O senador Eduardo Braga estava tão irritado que à noite resolveu "peitar" a população da Carauari. Cobrou a educação  e a urbanidade que ele não tinha para oferecer como contrapartida a uma boa acolhida. Provocou e levou a maior vaia.

O dia da Vingança

José Melo aguarda com ansiedade 2013 chegar. Sonha com a provável desincompatibilização  do governador Omar Aziz, que deve ser candidato ao Senado. Se isso ocorrer, Melo assume o governo. Braga, que será candidato a governador, que se cuide. O vice-governador   tem aquela cara de bobo, mas bobo não é. Vem colecionando mágoas e pode estar se preparando para dar o troco. No senador, que quer ser governador outra vez em 2014. 

  Ação contra Conceição Sampaio

A Corte do Tribunal Regional Eleitoral julgará na primeira sessão do mês de maio a Ação de Investigação Judicial Eleitoral (Aije) proposta pelo Ministério Público contra a deputada estadual Conceição Sampaio (PP) pelo uso de seu programa de tv para angariar votos de eleitores no pleito de 2010. O relator da Aije é o corregedor e vice-presidente do TRE-AM, desembargador Flávio Pascarelli.

 Carijõ e os vendedores de frutas

O vereador Luiz Alberto Carijó (PDT) vai tentar encaminhar uma solução  para o problema  dos cerca de 150 vendedores de frutas e verduras que atuam no Centro Histórico de Manaus. Por determinação do Ministério Público a prefeitura teve de retirá-los das ruas. Eles foram colocados provisoriamente na Rua Itamaracá, onde, dizem, estão convivendo com a prostituição.  Na próxima quarta-feira Carijó vai recebê-los na Câmara, mas já advertiu, só vai discutir propostas viáveis: “Pra rua não podem mais voltar”.

Exemplo dos deputados

Enquanto a maioria dos vereadores preferiu empurrar com a barriga a decisão de extinguir o auxílio paletó, na Assembleia Legislativa do Estado, o projeto do deputado José Ricardo (PT) passou pela Comissão de Constituição e Justiça e caminha para ser aprovado.

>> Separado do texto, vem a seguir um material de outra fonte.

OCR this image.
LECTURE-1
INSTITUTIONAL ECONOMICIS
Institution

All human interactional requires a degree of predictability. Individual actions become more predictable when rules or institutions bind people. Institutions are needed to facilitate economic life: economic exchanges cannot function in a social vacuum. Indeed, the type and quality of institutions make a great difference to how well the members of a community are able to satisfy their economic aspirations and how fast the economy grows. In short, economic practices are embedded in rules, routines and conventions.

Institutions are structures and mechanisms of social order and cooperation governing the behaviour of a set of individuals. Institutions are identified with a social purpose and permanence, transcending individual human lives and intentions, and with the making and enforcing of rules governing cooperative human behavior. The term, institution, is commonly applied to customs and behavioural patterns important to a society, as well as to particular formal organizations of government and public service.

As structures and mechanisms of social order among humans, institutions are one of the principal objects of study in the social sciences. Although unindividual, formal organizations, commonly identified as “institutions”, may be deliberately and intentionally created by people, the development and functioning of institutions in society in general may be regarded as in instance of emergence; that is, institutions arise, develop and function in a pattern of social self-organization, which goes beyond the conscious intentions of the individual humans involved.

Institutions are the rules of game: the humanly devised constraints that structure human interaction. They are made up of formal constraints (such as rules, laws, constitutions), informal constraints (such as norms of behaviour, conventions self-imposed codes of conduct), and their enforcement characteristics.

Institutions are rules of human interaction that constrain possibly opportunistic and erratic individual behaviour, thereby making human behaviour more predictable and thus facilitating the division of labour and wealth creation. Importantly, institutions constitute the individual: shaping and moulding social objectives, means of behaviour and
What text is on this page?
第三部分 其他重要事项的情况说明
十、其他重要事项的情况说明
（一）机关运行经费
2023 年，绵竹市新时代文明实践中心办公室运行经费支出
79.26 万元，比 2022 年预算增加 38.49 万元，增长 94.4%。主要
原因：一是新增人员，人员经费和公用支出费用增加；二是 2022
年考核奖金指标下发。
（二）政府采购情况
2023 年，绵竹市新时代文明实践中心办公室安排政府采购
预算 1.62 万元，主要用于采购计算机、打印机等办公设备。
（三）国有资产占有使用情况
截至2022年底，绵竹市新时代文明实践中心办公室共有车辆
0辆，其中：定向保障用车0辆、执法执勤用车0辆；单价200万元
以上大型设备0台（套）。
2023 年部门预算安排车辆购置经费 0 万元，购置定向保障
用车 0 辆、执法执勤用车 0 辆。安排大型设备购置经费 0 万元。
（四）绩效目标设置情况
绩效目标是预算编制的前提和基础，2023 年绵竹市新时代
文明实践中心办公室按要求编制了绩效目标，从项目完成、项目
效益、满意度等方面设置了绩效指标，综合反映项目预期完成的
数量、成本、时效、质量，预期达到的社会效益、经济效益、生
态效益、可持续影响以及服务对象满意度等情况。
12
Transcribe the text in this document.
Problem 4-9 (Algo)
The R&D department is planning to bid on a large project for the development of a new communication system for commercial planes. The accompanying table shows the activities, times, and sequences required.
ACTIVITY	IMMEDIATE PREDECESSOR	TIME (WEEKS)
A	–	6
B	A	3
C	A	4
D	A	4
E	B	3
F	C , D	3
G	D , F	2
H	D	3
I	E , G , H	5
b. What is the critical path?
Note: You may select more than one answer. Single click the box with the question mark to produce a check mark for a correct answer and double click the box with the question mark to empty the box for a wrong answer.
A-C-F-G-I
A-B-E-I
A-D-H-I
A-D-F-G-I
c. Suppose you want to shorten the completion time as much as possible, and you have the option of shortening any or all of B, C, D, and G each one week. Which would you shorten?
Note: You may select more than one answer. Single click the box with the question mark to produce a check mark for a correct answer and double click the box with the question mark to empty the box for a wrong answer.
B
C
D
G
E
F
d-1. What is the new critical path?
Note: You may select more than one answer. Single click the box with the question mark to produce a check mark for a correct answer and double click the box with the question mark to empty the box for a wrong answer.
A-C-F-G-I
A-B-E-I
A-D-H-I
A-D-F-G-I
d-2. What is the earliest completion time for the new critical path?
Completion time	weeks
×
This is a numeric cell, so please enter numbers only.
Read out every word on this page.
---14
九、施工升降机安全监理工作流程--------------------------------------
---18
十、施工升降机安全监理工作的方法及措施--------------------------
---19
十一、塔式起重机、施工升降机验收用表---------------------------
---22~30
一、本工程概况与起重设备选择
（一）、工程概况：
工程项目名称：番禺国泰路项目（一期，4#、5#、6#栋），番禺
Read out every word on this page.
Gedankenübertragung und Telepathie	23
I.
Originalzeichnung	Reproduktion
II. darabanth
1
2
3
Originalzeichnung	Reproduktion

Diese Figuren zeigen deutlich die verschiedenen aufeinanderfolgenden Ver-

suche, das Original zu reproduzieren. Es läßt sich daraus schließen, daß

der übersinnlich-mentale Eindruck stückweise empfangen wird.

Diz o petista que a Aleam pode dar exemplo até ao Congresso Nacional com a extinção do  14º e 15º salários dos deputados.

Vitória de Braga

A primeira vitória em plenário do líder do governo senador Eduardo Braga (PMDB), na votação do Projeto de Resolução do Senado 72/2010, que unifica em 4% as alíquotas do ICMS sobre produtos importados, foi comemorada pela Suframa. O próprio superintendente Thomaz Nogueira considera a mudança muito boa para o Amazonas, porque impede vantagens hoje auferidas pelos grandes importadores do país, que obtêm créditos de ICMS em alguns Estados sem precisar recolher o imposto. Depois acabam abatendo esses créditos não pagos em Estados compradores dos seus produtos.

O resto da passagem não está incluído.